At 12:34 p.m., the shares of Laxmi Organic Industries Limited were trading in the red at Rs. 224.7 on BSE, down by around 3 percent, as against its previous closing price of Rs. 231.65, with a market cap of Rs. 6,227.5 crores. The stock has delivered negative returns of over 29 percent in the last one year, but has gained by around 22 percent in the last one month.
What’s the News
As per the latest exchange filings, Laxmi Organic Industries Limited has entered into a Global Sourcing Agreement with Hitachi Energy Limited, Zurich, Switzerland, for the supply of an eco-efficient gas used in Hitachi Energy’s SF6-free high-voltage switchgear portfolio.

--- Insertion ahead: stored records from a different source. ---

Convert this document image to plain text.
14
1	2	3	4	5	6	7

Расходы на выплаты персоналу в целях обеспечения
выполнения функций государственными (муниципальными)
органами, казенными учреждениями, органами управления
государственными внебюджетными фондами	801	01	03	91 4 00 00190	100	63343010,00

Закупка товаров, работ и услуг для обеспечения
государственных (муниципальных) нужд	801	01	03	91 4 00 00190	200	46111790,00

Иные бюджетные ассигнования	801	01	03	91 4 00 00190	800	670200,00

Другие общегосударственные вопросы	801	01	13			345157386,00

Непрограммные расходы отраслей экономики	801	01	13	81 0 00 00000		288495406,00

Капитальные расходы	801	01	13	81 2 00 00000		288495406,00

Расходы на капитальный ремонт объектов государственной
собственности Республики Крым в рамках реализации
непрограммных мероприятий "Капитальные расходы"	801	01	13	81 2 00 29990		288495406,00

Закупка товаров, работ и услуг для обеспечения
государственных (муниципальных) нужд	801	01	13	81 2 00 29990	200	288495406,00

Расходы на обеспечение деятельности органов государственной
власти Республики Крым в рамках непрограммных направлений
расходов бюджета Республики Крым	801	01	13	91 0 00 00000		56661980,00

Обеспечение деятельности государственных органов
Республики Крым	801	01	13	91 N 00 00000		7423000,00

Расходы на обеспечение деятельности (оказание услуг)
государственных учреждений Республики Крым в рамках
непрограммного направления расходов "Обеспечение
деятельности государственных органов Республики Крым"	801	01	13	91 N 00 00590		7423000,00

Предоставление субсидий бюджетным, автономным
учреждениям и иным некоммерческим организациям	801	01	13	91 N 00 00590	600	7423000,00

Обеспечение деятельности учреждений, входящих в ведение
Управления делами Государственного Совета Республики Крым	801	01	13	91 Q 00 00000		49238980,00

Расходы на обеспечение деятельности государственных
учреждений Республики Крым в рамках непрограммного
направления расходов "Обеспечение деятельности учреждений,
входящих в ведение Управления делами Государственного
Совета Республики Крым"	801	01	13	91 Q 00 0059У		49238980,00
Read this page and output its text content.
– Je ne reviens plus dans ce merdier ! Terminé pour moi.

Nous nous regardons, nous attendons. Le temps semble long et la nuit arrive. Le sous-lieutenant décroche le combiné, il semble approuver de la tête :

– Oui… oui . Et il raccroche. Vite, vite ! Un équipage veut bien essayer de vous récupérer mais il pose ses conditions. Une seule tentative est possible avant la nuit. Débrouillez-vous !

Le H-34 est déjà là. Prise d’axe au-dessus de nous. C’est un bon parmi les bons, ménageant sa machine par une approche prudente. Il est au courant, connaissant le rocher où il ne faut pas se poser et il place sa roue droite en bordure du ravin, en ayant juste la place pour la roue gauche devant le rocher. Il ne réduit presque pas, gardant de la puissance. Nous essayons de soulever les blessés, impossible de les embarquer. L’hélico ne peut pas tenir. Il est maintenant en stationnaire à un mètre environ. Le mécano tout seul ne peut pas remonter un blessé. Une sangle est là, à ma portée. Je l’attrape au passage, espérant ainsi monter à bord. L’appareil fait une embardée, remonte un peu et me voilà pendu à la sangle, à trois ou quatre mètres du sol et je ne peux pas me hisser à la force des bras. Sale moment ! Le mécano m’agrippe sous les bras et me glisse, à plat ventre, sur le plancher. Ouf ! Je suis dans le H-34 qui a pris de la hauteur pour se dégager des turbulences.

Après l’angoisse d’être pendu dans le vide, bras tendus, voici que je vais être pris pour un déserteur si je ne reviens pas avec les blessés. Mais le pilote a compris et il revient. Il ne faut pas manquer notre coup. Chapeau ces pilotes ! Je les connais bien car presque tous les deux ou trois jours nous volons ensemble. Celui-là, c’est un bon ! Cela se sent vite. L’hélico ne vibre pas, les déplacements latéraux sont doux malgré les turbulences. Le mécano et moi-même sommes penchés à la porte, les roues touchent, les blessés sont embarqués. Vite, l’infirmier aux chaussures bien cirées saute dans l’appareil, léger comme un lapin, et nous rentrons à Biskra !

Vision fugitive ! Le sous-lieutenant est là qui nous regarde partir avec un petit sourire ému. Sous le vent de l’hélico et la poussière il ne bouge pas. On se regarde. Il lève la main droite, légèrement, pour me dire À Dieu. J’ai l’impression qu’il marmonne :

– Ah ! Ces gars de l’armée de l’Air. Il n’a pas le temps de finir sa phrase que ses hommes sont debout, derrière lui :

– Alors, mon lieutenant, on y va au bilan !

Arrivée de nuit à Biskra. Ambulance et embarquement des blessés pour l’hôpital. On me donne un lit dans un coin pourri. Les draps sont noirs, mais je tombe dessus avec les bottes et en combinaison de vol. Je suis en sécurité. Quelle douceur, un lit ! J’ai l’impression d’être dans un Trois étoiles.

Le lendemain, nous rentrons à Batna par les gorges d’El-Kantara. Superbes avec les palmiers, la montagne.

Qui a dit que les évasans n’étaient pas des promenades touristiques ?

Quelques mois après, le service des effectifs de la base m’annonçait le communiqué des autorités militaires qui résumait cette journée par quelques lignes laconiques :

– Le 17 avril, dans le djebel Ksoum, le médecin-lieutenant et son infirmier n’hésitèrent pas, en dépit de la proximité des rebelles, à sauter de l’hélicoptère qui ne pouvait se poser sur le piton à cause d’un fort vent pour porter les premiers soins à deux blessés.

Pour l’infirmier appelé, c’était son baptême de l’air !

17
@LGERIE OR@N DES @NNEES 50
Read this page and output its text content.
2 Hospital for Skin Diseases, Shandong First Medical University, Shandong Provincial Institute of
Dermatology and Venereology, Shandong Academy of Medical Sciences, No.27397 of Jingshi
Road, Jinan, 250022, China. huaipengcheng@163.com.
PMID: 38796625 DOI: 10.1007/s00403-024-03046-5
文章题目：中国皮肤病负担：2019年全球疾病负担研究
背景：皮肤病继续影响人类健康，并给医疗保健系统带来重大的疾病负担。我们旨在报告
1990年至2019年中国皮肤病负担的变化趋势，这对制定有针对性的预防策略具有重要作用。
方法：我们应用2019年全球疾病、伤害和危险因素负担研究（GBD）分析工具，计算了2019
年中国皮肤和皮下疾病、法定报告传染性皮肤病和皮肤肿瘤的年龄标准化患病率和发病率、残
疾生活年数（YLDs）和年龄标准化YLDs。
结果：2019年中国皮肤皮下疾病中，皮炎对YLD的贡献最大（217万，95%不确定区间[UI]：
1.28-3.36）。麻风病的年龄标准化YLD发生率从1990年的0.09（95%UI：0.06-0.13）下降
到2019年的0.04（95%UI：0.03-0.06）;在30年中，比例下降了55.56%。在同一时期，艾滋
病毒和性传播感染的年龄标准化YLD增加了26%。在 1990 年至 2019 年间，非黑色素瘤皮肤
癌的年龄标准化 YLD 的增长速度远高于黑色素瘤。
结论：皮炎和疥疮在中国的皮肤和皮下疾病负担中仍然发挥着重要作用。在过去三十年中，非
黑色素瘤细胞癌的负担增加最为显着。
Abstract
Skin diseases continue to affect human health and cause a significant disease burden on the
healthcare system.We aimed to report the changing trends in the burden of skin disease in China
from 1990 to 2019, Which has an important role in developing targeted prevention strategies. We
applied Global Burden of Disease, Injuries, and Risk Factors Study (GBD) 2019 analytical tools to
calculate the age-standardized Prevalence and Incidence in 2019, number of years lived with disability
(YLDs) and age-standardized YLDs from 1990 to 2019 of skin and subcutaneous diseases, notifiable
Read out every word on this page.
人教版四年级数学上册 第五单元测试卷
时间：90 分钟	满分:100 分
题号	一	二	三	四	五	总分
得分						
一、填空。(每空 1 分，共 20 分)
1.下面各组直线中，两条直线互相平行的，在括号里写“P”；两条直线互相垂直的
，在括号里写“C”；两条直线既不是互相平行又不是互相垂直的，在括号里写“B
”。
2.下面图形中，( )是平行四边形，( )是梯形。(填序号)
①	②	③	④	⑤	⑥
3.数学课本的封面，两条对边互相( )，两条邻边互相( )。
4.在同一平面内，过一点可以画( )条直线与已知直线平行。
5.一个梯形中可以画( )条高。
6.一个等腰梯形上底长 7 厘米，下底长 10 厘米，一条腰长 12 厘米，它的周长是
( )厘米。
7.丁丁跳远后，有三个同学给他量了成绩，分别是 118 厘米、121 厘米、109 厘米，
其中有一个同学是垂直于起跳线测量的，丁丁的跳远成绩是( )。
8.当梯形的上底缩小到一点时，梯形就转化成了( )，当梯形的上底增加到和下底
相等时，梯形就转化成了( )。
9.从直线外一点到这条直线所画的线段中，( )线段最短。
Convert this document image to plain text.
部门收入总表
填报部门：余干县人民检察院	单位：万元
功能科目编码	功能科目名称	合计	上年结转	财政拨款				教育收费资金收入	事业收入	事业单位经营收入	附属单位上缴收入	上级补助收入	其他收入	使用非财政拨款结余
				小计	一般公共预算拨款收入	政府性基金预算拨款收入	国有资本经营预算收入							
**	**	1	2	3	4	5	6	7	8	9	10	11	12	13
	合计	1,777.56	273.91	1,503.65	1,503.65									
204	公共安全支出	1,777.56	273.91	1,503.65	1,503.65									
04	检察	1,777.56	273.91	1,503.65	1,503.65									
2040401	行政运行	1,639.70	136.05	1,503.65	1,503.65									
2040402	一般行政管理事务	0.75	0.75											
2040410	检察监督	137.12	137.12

This agreement, valued at around Rs. 75 crores, covers the supply of goods over a five-year period.
This partnership positions Laxmi Organic Industries to manufacture and supply eco-efficient gas that supports Hitachi Energy’s SF6-free switchgear portfolio, reflecting the company’s commitment to sustainable growth.
Financials & more
Laxmi Organic reported a marginal decline in its revenue from operations, showing a year-on-year decrease of around 3.5 percent from Rs. 718 crores in Q1 FY25 to Rs. 693 crores in Q1 FY26. Similarly, its net profit decreased during the same period from Rs. 34 crores to Rs. 21 crores, representing a fall of around 38 percent YoY.
For the Essentials segment, the company aims for an Asset Turnover of 3x-5x and an EBITDA margin of 8-12 percent. For the Specialties segment, the goals are an Asset Turnover of 1x-2x and an EBITDA margin of 20-25 percent. The combined Return on Capital Employed (ROCE) target is 20 percent, reflecting a balanced approach to growth and profitability across both segments.
Laxmi Organic Industries Limited is a globally integrated chemical manufacturer primarily engaged in the business of manufacturing and trading of acetyl intermediates and specialty chemicals. It is a top supplier in India and among the global leaders in niche segments such as diketene derivatives and electrochemical fluorination.
Supported by four strategically located manufacturing facilities in India and an expanding global footprint, Laxmi Organic is well-positioned to serve the high-growth industries, including pharmaceuticals, agrochemicals, inks and coatings, packaging, and personal care.